Capter la poésie du monde
Qu’importe, cette œuvre fut pour son créateur l’occasion renouvelée de faire entendre sa voix. Car il existe deux raisons pour l’art selon Du Bois. Tenter de capter la poésie du monde en «essayant de lever un coin du voile sur son mystère», d’abord; s’exprimer, ensuite, «en tant que citoyen, avec un sens critique sur la société». «Réaliser cette pièce m’a permis de défendre le savoir-faire du portrait via l’art contemporain. Et sur le papier, on ne peut que défendre la vision humaniste de Coubertin, même si elle paraît aujourd’hui soumise à caution.»

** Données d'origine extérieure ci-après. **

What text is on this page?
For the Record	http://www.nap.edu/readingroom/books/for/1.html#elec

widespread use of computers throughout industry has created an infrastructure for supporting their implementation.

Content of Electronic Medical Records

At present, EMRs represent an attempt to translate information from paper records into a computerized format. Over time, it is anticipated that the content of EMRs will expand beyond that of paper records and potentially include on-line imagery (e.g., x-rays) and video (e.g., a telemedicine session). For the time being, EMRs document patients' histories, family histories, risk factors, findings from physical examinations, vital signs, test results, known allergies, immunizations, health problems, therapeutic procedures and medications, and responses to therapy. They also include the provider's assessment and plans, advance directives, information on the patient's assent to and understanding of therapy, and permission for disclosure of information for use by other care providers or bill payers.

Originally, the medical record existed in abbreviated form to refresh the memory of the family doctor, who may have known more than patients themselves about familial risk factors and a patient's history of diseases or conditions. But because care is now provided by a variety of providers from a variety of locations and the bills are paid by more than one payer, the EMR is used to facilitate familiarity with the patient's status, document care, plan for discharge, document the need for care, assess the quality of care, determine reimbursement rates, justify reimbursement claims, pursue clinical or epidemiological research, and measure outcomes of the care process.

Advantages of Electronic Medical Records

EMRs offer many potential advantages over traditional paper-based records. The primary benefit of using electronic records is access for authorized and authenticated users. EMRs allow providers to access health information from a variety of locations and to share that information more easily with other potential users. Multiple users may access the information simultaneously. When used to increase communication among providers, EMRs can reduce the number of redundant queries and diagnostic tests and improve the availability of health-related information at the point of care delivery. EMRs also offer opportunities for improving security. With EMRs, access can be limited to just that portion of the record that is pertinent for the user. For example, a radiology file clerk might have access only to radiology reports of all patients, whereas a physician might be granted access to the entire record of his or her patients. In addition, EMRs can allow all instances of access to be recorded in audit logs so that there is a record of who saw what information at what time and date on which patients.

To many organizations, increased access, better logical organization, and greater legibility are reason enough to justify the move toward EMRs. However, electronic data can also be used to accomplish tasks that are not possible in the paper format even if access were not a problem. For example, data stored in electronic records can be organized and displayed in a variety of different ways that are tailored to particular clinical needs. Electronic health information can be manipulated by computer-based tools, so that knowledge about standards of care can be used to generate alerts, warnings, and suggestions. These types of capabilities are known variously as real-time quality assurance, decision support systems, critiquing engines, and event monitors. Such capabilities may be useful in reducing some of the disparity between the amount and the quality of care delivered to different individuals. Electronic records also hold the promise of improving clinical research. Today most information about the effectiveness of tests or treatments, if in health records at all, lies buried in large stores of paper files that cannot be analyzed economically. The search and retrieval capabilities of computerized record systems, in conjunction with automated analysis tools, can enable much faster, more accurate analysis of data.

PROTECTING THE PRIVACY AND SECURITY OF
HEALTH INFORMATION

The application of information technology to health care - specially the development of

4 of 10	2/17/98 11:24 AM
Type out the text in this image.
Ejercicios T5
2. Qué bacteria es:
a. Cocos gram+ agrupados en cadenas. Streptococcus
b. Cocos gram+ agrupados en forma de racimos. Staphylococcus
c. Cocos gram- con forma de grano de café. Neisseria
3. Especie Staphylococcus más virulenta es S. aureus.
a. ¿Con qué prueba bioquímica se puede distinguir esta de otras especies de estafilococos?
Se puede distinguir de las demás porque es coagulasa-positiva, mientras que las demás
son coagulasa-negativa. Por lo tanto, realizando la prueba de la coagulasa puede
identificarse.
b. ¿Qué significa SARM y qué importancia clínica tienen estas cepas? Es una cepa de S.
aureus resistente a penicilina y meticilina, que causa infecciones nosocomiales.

Sa voix, le sculpteur la fait résonner dans bien d’autres lieux. Dans les galeries, où il expose régulièrement, ainsi que dans l’espace public, avec de nombreuses installations – on lui doit notamment «Adam et Eve», deux pièces de marbre monumentales qui se font face sur la place du Grand-Saconnex. Celui qui a toujours, en parallèle, poursuivi son travail d’artisan, se sent aussi bien sur le toit du Musée d’art et d’histoire à restaurer d’anciennes statues qu’au cœur du dialogue entre la virtualité et le concret au Centre interfacultaire en sciences affectives de l’Université de Genève, avec lequel il a un contrat d’«artist in lab». En 2016, on l’a vu dans le cimetière des Rois, en pilote de l’exposition «Open End», soutenue par la Ville de Genève et réunissant 16 artistes – un deuxième volet est en préparation, qui commencera par un atelier à la HEAD sur l’immortalité et le cimetière de demain, au mois de février prochain. Vouant une fidélité indéfectible à sa première passion, le dessin, Vincent Du Bois semble prendre plaisir à ne pas céder à toutes les modes. La meilleure façon, sans doute, de s’offrir la liberté.